Os fatos mostraram que foi assim e Brizola nunca faltou a Lula no momentos dos embates eleitorais decisivos. E, 2002, inclusive, isto foi causa de uma incompreensão amarga com Ciro Gomes, ao final do primeiro turno.
O PT, quase todo, não compreendeu o trabalhismo para além do discurso de turma do pré-vestibular, com aquela história de “Carta del Lavoro”.
A História, a porretadas práticas, abriu a cabeça de alguns, melhor assim. Aprenderam que a política se faz tanto com intenções quanto com concessões. Com muitos erros no varejo e um grande acerto no atacado do processo histórico.

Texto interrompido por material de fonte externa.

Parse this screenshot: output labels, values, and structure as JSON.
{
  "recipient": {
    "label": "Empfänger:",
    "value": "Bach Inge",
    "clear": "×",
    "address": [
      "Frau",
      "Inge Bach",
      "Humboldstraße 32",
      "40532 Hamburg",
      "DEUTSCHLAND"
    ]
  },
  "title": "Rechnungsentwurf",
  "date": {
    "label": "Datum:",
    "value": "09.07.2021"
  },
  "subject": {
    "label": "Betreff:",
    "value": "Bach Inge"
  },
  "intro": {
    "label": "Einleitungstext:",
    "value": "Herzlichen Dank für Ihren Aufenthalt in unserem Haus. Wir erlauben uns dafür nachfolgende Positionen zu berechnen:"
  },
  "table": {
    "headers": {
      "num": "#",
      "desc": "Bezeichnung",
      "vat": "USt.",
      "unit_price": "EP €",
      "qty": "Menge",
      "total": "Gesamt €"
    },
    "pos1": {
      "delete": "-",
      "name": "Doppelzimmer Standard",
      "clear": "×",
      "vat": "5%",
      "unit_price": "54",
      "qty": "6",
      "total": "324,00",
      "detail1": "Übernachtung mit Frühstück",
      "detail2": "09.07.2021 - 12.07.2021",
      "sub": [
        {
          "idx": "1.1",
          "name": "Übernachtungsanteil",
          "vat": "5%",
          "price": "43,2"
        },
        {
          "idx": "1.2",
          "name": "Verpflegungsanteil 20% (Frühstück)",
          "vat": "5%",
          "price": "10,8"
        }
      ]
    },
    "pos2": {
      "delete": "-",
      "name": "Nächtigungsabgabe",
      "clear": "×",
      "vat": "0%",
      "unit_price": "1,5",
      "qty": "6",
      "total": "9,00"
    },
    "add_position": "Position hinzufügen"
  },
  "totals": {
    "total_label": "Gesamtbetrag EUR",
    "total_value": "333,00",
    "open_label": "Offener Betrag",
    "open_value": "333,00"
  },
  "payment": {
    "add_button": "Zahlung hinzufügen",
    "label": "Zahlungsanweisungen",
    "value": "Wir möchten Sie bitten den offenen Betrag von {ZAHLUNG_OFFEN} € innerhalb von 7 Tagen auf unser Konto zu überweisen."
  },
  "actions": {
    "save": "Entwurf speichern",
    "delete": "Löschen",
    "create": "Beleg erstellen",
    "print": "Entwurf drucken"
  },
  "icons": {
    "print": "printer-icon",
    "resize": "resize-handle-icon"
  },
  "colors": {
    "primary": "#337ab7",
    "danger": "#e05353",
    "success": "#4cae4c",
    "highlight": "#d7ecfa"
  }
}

E tudo o que criticavam no velho Getúlio se desfez na imensa vontade que têm agora, de cantar para Lula a marchinha do Francisco Alves: “Bota o retrato do velho outra vez/ Bota no mesmo lugar/ O sorriso do velhinho faz a gente se animar” (Aliás, a patrulha era tanta que só transcreviam uma das estrofes, que dizia “trabalhar”, em lugar de “se animar”.)
Podemos e devemos discutir erros do PT, a sua natureza essencialmente udenista – que como todo udenismo se acaba como Greta Garbo no Irajá – mas não podemos deixar de ver que foi com Lula que, pela primeira vez em décadas – talvez com um pequeno momento de intervalo, na campanha das Diretas-já, que convenientemente se abortou por uma solução pessedista, com Tancredo – o povo brasileiro se viu como coletividade e ao país como um esperança.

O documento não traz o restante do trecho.